Last month the Pensions Regulator issued new guidance indicating that it expected employers to carry on funding schemes in accordance with plans already in place unless there had been a change in the company's ability to pay. The regulator warned that although it would give struggling companies "greater breathing space", it expected employers who were "substantially underfunding" their pension schemes despite being able to afford higher contributions to use cash they had set aside for other purposes, such as capital expenditure or making dividend payments, to make up the difference.

The Pension Corporation said that this could amount to UK companies putting 13% of their cash holdings towards pension scheme deficits.

"The Government talks of introducing a 'defined ambition' pension system," said Collinson. "The reality for many members of private sector DB schemes is that this is exactly where they are today.
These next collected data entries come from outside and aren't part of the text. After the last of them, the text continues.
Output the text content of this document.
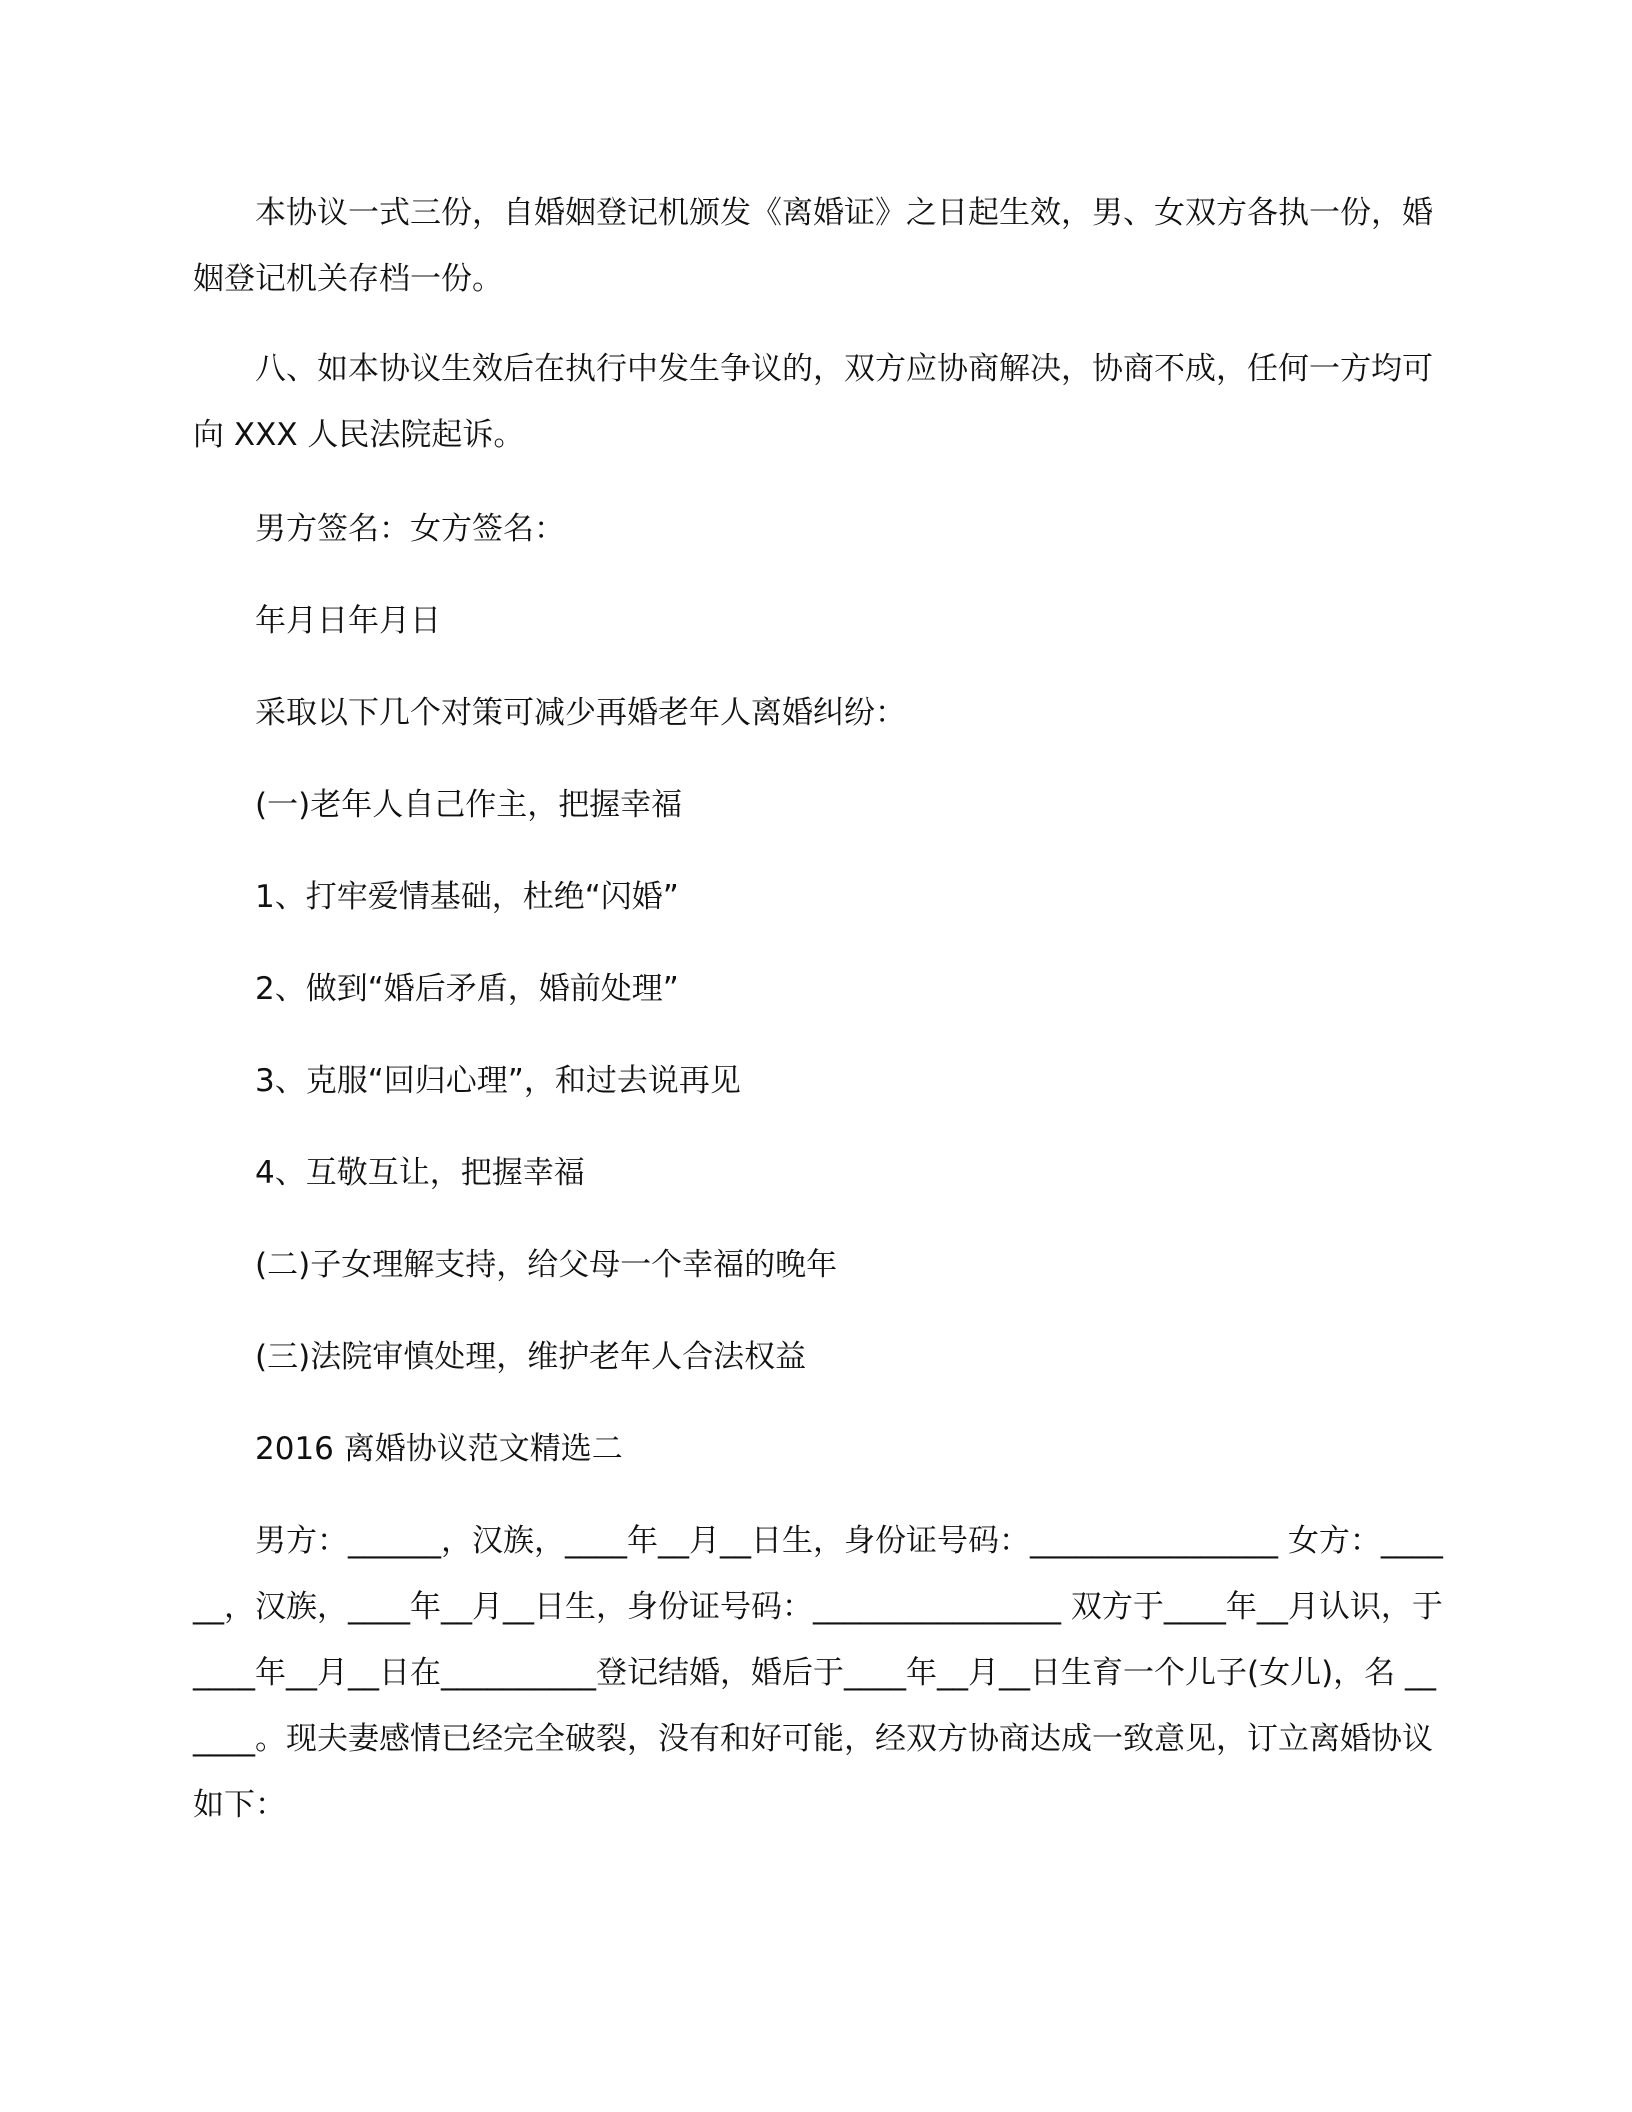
本协议一式三份，自婚姻登记机颁发《离婚证》之日起生效，男、女双方各执一份，婚姻登记机关存档一份。

八、如本协议生效后在执行中发生争议的，双方应协商解决，协商不成，任何一方均可向 XXX 人民法院起诉。

男方签名：女方签名：

年月日年月日

采取以下几个对策可减少再婚老年人离婚纠纷：

(一)老年人自己作主，把握幸福

1、打牢爱情基础，杜绝“闪婚”

2、做到“婚后矛盾，婚前处理”

3、克服“回归心理”，和过去说再见

4、互敬互让，把握幸福

(二)子女理解支持，给父母一个幸福的晚年

(三)法院审慎处理，维护老年人合法权益

2016 离婚协议范文精选二

男方：______，汉族，____年__月__日生，身份证号码：________________ 女方：______，汉族，____年__月__日生，身份证号码：________________ 双方于____年__月认识，于____年__月__日在__________登记结婚，婚后于____年__月__日生育一个儿子(女儿)，名 ______。现夫妻感情已经完全破裂，没有和好可能，经双方协商达成一致意见，订立离婚协议如下：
What many in the pension system fail to realise – or worse are afraid to say – is that those members who hope to start drawing their pension in the next few years or decades will not necessarily be getting what they were promised today."

Industry body the National Association of Pension Funds (NAPF) has claimed that the combined value of the final salary and other defined benefit schemes it monitors has dropped by a further £90bn since the Government began its second wave of quantitative easing (QE) last October. Defined benefit schemes promise a set level of pension once an employee reaches retirement age no matter what happens to the value of the underlying investment, and are particularly affected by QE because they tend to invest heavily in Government 'gilts', or securities.

The majority of the extra money generated by the QE process has been used to buy gilts, pushing up their prices and resulting in the 'yield' – or return – on those gilts falling as a percentage of the price. Lower gilt yields and long-term interest rates also affect a formula known as the 'discount rate', which is used by a pension scheme actuary to calculate the cost of providing all the benefits currently promised during the scheme's regular valuations.